Terrorist propaganda ‘aims to split communities during lockdown’

Terrorist propaganda has shifted to focus on dividing communities during lockdown, a police chief has said.

Lucy D’Orsi, national policing lead for protective security, gave one example of far-right groups falsely claiming that Muslims had broken lockdown rules at mosques.

She told the PA news agency: “We’ve seen evidence that there has been a change in propaganda, which is seeking to divide communities, and I absolutely believe that communities defeat terrorism, so ensuring that the propaganda isn’t believed and the communities aren’t divided has really been important.”

In April Chief Superintendent Nik Adams, national co-ordinator of Government anti-extremism scheme Prevent, warned of a potential rise in the risk of radicalisation as people spent more time online and socially isolated during lockdown.

Police chiefs also want the public to remain aware of the continued risk of a terror attack as lockdown rules are eased.

Ms D’Orsi, Deputy Assistant Commissioner for the Met, said: “As a senior officer in counter terrorism it is my responsibility to share with the public where we see the current threat position.

“And what we see is that it is no different, it is still at substantial, so it is no different to where it was prior to lockdown.

“As we come out of lockdown, I think it is really important to remind people that the threat level from terrorism remains at substantial, which means an attack is likely.”

Action Counters Terrorism
Since lockdown began 70,000 people have taken the Action Counters Terrorism course (NPCC/PA)

The three-year anniversaries of the terror attacks at London Bridge and Manchester Arena fell within the last three weeks.

Ms D’Orsi said: “We’re all going to look forward to going back to crowded places, iconic locations.

“I would just really ask that people stay alert as they were before.

“It was only in the last couple of weeks when we’ve been reflecting on London Bridge three years ago, Manchester Arena three years ago.

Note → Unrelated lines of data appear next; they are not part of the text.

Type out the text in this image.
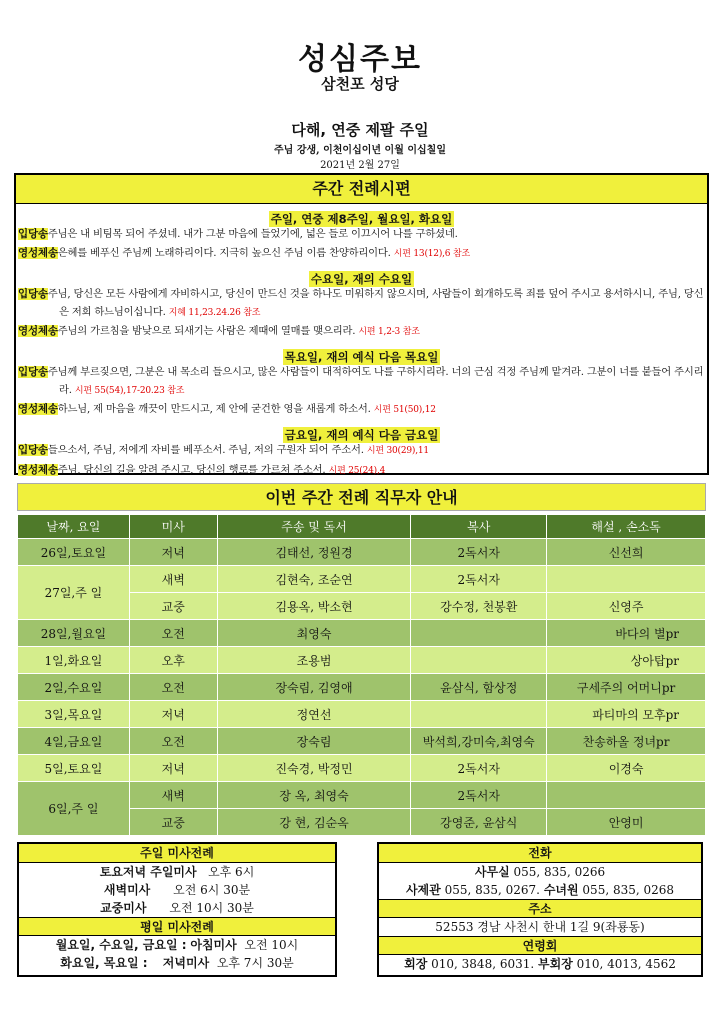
성심주보
삼천포 성당
다해, 연중 제팔 주일
주님 강생, 이천이십이년 이월 이십칠일
2021년 2월 27일
주간 전례시편
주일, 연중 제8주일, 월요일, 화요일
입당송주님은 내 비팀목 되어 주셨네. 내가 그분 마음에 들었기에, 넓은 들로 이끄시어 나를 구하셨네.
영성체송은혜를 베푸신 주님께 노래하리이다. 지극히 높으신 주님 이름 찬양하리이다. 시편 13(12),6 참조
수요일, 재의 수요일
입당송주님, 당신은 모든 사람에게 자비하시고, 당신이 만드신 것을 하나도 미워하지 않으시며, 사람들이 회개하도록 죄를 덮어 주시고 용서하시니, 주님, 당신은 저희 하느님이십니다. 지혜 11,23.24.26 참조
영성체송주님의 가르침을 밤낮으로 되새기는 사람은 제때에 열매를 맺으리라. 시편 1,2-3 참조
목요일, 재의 예식 다음 목요일
입당송주님께 부르짖으면, 그분은 내 목소리 들으시고, 많은 사람들이 대적하여도 나를 구하시리라. 너의 근심 걱정 주님께 맡겨라. 그분이 너를 붙들어 주시리라. 시편 55(54),17-20.23 참조
영성체송하느님, 제 마음을 깨끗이 만드시고, 제 안에 굳건한 영을 새롭게 하소서. 시편 51(50),12
금요일, 재의 예식 다음 금요일
입당송들으소서, 주님, 저에게 자비를 베푸소서. 주님, 저의 구원자 되어 주소서. 시편 30(29),11
영성체송주님, 당신의 길을 알려 주시고, 당신의 행로를 가르쳐 주소서. 시편 25(24),4
이번 주간 전례 직무자 안내
날짜, 요일	미사	주송 및 독서	복사	해설 , 손소독
26일,토요일	저녁	김태선, 정원경	2독서자	신선희
27일,주 일	새벽	김현숙, 조순연	2독서자	
	교중	김용옥, 박소현	강수정, 천봉환	신영주
28일,월요일	오전	최영숙		바다의 별pr
1일,화요일	오후	조용범		상아탑pr
2일,수요일	오전	장숙림, 김영애	윤삼식, 함상정	구세주의 어머니pr
3일,목요일	저녁	정연선		파티마의 모후pr
4일,금요일	오전	장숙림	박석희,강미숙,최영숙	찬송하올 정녀pr
5일,토요일	저녁	진숙경, 박정민	2독서자	이경숙
6일,주 일	새벽	장 옥, 최영숙	2독서자	
	교중	강 현, 김순옥	강영준, 윤삼식	안영미
주일 미사전례
토요저녁 주일미사 오후 6시
새벽미사 오전 6시 30분
교중미사 오전 10시 30분
평일 미사전례
월요일, 수요일, 금요일 : 아침미사 오전 10시
화요일, 목요일 : 저녁미사 오후 7시 30분
전화
사무실 055, 835, 0266
사제관 055, 835, 0267. 수녀원 055, 835, 0268
주소
52553 경남 사천시 한내 1길 9(좌룡동)
연령회
회장 010, 3848, 6031. 부회장 010, 4013, 4562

“We just need the public to stay alert and play their part in national security, to create a hostile environment for terrorists to operate in.”

Since lockdown began in late March, 70,000 people have taken an online counter-terrorism prevention course, which trains the public how to spot suspicious behaviour and what to do in the event of an attack.

Since it was launched two years ago, half a million people have taken the Action Counters Terrorism online course.